Off 401 just west of Garner town limits lies what looks like a monument to recession, but is in reality it’s a marker of ambition. The partially-built but unpaved dirt main road leads into the woods, where the only signs of development are a few short, paved streets. That unpaved main road was supposed to connect to Vandora Springs at Old Stage Road, providing a major thoroughfare for the town and access to hundreds of residential units.
Now, a developer has plans to conquer the felled project abandoned roughly a decade ago. But in order to keep the project practical, Jim Anthony says he needs the town to amend the transportation plan to reduce the scope of the throughfare.
At the Aug. 26 work session, the town agreed to move toward allowing that main road to go from a four-lane road separated by a median to a cost-saving two-lane road separated by a left-turn lane.
“It’s an opportunity to get this project resurrected and moving forward,” planning director Brad Bass said.
According to traffic projection studies, that downsized road would still serve the area with an acceptable level of service until at least 2040.
Plans for the 265-acre development expected to grow to 600-800 residential units – including detached homes, town homes and apartments – will not extend the road to Old Stage.
The developer does not own some of the land required to complete the road.

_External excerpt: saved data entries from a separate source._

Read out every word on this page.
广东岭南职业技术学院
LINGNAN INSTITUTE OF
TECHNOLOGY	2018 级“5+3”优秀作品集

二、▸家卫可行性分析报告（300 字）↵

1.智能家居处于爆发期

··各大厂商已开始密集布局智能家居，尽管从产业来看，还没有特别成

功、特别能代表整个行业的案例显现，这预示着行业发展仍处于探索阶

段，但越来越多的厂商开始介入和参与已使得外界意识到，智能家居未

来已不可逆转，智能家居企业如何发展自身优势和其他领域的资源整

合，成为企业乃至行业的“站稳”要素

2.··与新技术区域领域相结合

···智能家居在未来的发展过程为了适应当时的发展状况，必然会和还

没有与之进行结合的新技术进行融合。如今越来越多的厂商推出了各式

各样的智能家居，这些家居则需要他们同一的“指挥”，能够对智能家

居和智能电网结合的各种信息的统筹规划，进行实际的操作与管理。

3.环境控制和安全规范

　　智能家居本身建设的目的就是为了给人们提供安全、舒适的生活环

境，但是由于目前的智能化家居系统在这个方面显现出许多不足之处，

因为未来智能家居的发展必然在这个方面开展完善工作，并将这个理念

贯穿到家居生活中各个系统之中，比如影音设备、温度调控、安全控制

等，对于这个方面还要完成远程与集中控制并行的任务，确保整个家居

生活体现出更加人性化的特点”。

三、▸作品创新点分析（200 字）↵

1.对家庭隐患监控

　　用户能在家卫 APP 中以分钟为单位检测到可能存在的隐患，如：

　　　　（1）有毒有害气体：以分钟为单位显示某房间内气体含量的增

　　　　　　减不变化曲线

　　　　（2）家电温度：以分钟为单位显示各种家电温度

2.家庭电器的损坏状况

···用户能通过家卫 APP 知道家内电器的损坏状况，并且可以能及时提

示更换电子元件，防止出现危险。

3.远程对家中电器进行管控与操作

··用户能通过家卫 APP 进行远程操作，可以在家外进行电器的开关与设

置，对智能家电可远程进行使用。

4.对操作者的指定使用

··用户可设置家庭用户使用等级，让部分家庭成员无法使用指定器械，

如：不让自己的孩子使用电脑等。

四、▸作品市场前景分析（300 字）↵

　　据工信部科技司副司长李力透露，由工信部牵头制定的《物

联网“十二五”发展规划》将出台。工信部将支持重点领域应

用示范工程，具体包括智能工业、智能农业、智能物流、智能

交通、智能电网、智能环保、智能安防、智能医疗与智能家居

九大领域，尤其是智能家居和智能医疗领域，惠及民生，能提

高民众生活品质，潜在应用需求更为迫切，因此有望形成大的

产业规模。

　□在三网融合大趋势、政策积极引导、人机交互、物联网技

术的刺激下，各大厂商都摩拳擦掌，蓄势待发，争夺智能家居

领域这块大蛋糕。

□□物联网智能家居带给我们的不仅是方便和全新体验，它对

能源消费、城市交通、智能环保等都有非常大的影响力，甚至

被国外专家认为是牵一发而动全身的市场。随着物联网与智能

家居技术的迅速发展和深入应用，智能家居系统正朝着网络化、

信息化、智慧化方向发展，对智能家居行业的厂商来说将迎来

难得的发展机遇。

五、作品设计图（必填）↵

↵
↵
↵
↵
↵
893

That possibility will remain open in the future, but the town worries that 2,000 feet of wetlands in the path of that final stretch may make the project too costly and has no immediate plans to complete the link.
The Vandora Springs Extension to U.S. 401 had been part of the town’s long-range transportation plan. A public hearing will have to be held before the town approves changes to the alterations.
‘Hope my fate is better’
At the meeting, Anthony listed off multiple people involved in the project who plans to eventually build as many as 800 residential units – including an investor, general contractor and project manager – who had died since the project first started.

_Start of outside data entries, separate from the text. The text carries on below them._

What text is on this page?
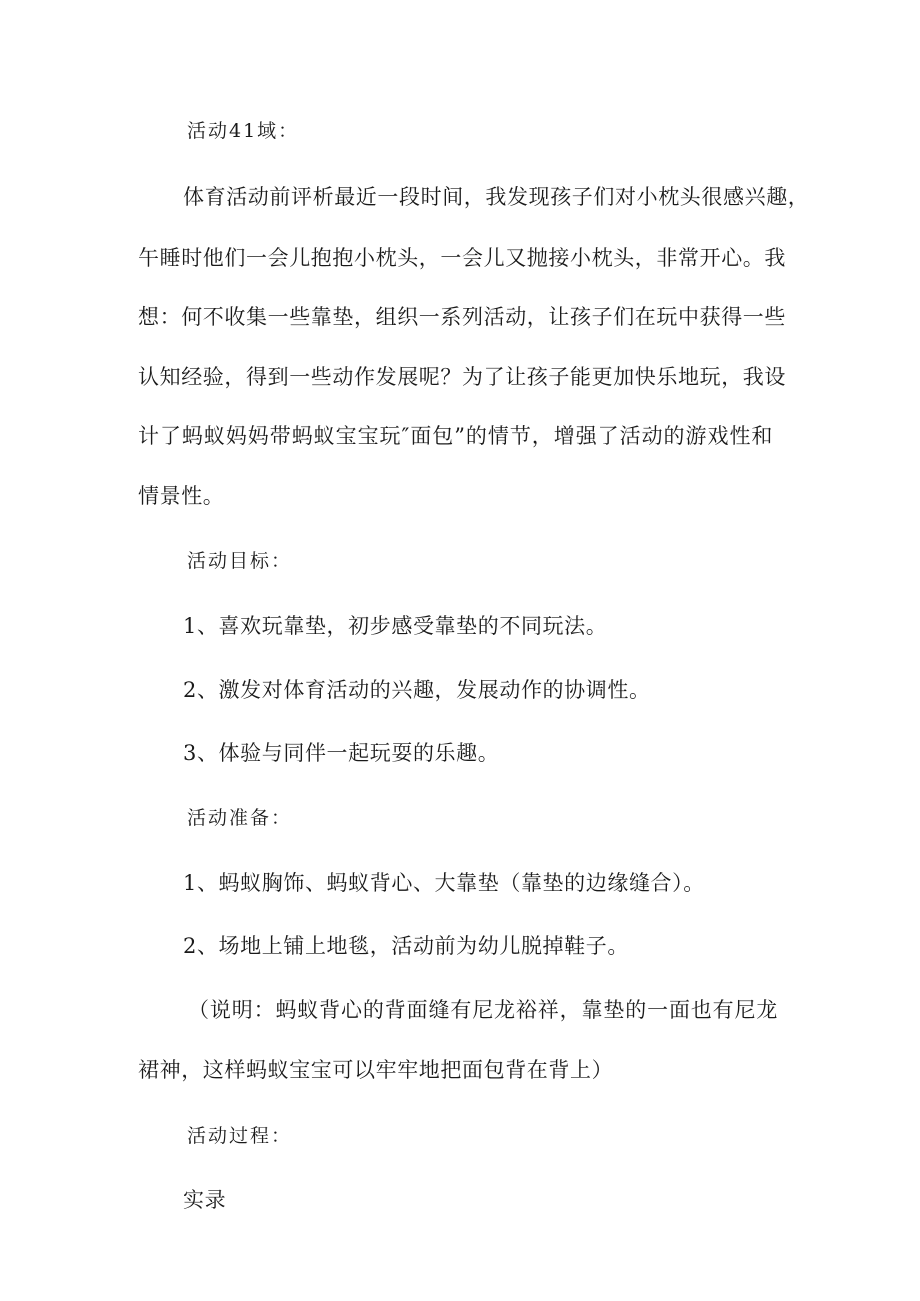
活动41域：
体育活动前评析最近一段时间，我发现孩子们对小枕头很感兴趣，
午睡时他们一会儿抱抱小枕头，一会儿又抛接小枕头，非常开心。我
想：何不收集一些靠垫，组织一系列活动，让孩子们在玩中获得一些
认知经验，得到一些动作发展呢？为了让孩子能更加快乐地玩，我设
计了蚂蚁妈妈带蚂蚁宝宝玩″面包”的情节，增强了活动的游戏性和
情景性。
活动目标：
1、喜欢玩靠垫，初步感受靠垫的不同玩法。
2、激发对体育活动的兴趣，发展动作的协调性。
3、体验与同伴一起玩耍的乐趣。
活动准备：
1、蚂蚁胸饰、蚂蚁背心、大靠垫（靠垫的边缘缝合）。
2、场地上铺上地毯，活动前为幼儿脱掉鞋子。
（说明：蚂蚁背心的背面缝有尼龙裕祥，靠垫的一面也有尼龙
裙神，这样蚂蚁宝宝可以牢牢地把面包背在背上）
活动过程：
实录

“I hope my fate is better,” he said dryly, drawing laughs. “(I hope to) cleanse it of the evil spirits. We are excited about this. It has taken years to reassemble this project.”
The morbidity of Anthony’s wise-cracks fell in line with discussion of trying to bring a project back from the dead.

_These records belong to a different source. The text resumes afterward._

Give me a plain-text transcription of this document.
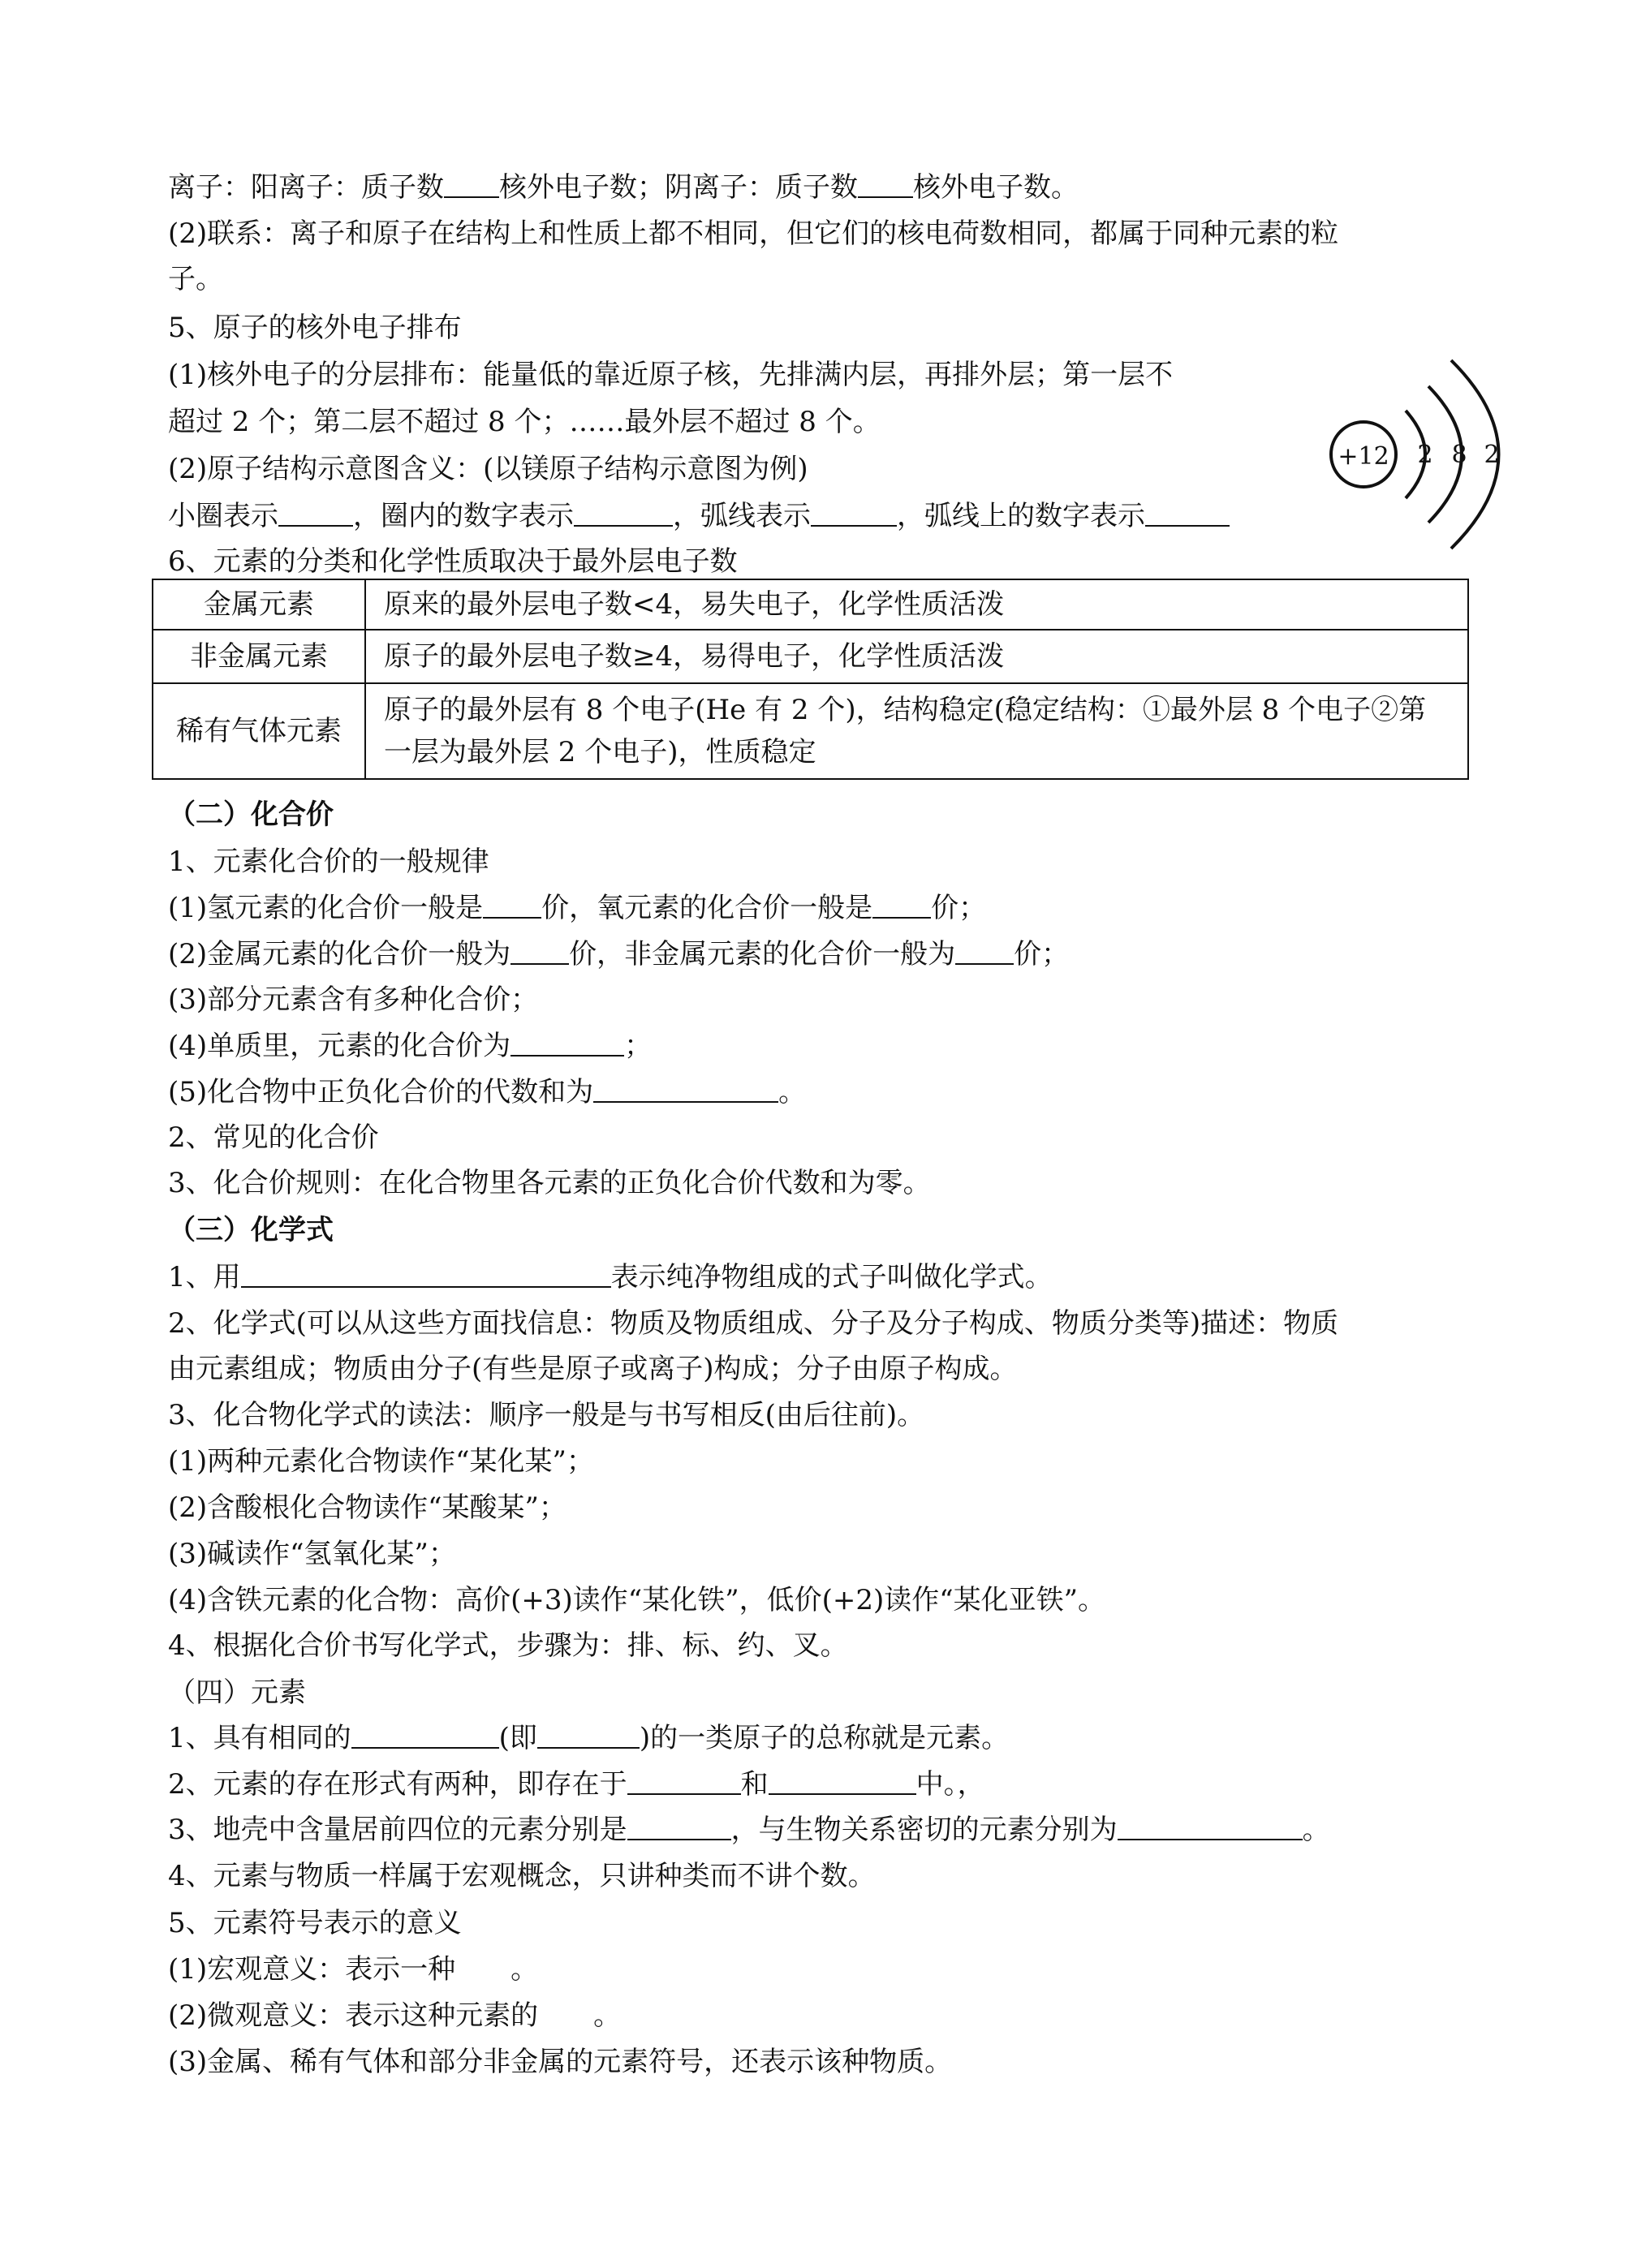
离子：阳离子：质子数 核外电子数；阴离子：质子数 核外电子数。
(2)联系：离子和原子在结构上和性质上都不相同，但它们的核电荷数相同，都属于同种元素的粒
子。
5、原子的核外电子排布
(1)核外电子的分层排布：能量低的靠近原子核，先排满内层，再排外层；第一层不
超过 2 个；第二层不超过 8 个；……最外层不超过 8 个。
(2)原子结构示意图含义：(以镁原子结构示意图为例)
小圈表示	，圈内的数字表示	，弧线表示	，弧线上的数字表示
6、元素的分类和化学性质取决于最外层电子数
+12 2 8 2
金属元素	原来的最外层电子数<4，易失电子，化学性质活泼
非金属元素	原子的最外层电子数≥4，易得电子，化学性质活泼
稀有气体元素	原子的最外层有 8 个电子(He 有 2 个)，结构稳定(稳定结构：①最外层 8 个电子②第一层为最外层 2 个电子)，性质稳定
（二）化合价
1、元素化合价的一般规律
(1)氢元素的化合价一般是 价，氧元素的化合价一般是 价；
(2)金属元素的化合价一般为 价，非金属元素的化合价一般为 价；
(3)部分元素含有多种化合价；
(4)单质里，元素的化合价为	；
(5)化合物中正负化合价的代数和为	。
2、常见的化合价
3、化合价规则：在化合物里各元素的正负化合价代数和为零。
（三）化学式
1、用	表示纯净物组成的式子叫做化学式。
2、化学式(可以从这些方面找信息：物质及物质组成、分子及分子构成、物质分类等)描述：物质
由元素组成；物质由分子(有些是原子或离子)构成；分子由原子构成。
3、化合物化学式的读法：顺序一般是与书写相反(由后往前)。
(1)两种元素化合物读作“某化某”；
(2)含酸根化合物读作“某酸某”；
(3)碱读作“氢氧化某”；
(4)含铁元素的化合物：高价(+3)读作“某化铁”，低价(+2)读作“某化亚铁”。
4、根据化合价书写化学式，步骤为：排、标、约、叉。
（四）元素
1、具有相同的	(即	)的一类原子的总称就是元素。
2、元素的存在形式有两种，即存在于	和	中。，
3、地壳中含量居前四位的元素分别是	，与生物关系密切的元素分别为	。
4、元素与物质一样属于宏观概念，只讲种类而不讲个数。
5、元素符号表示的意义
(1)宏观意义：表示一种　　。
(2)微观意义：表示这种元素的　　。
(3)金属、稀有气体和部分非金属的元素符号，还表示该种物质。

Bass said the original developer had plans to build some 270 lots. They didn’t get very far.
Currently there is a path gently winding eastward for about mile-and-a-half into the woods from U.S. 401. That dirt road includes some curbs in the last half-mile, but remains unpaved and uneven. At its end a subdivision road, mostly paved, carves north and then turns right, with four different paved residential cul de sacs branching off. They are the only paved roads within half a mile as the crow flies.
Bass said the project stalled in large part because the requirement of a major thoroughfare created a large capital investment requirement aside from all the infrastructure, land-clearing and house-building. The location, accessible by U.S. 401 but with little connectivity any other direction than west, also presents a unique situation.
In this iteration of the project, Anthony said the plan is to build some limited commercial use properties near the 401 intersection with apartments nearby. Townhomes would be next as you moved east with detached homes further to the back of the development toward Old Stage Road. The idea is to create a highly walkable development.
Questions still remain
Anthony does not have a site plan yet so the number of units varied, but Bass said they want zoning approval and site plans drawn up before the end of the year so construction can start in 2015. Anthony’s company is also looking into acquiring more adjacent property to expand the project’s scope.
“The total number of units planned are in flux because they haven’t completed land assemblage,” Bass said.
Since the project had been started, easements remain in place, making re-starting the project easier. The property has already been annexed as well. Anthony said he hopes that 40-50 units could be sold in year one, with more sold each year until about 120 were being sold each year.
“We have builders of a wide variety interested in coming to Garner,” Anthony said. “It would be a pretty aggressive build-out.”
The town has sought east-west connectivity to U.S. 401 in its long-range transportation plans, and would consider a number of options. An alternative to a Vandora Springs extension suggested at the council meeting was at Woodland Road, but Bass said that while that also remained a possibility the idea also presents challenges.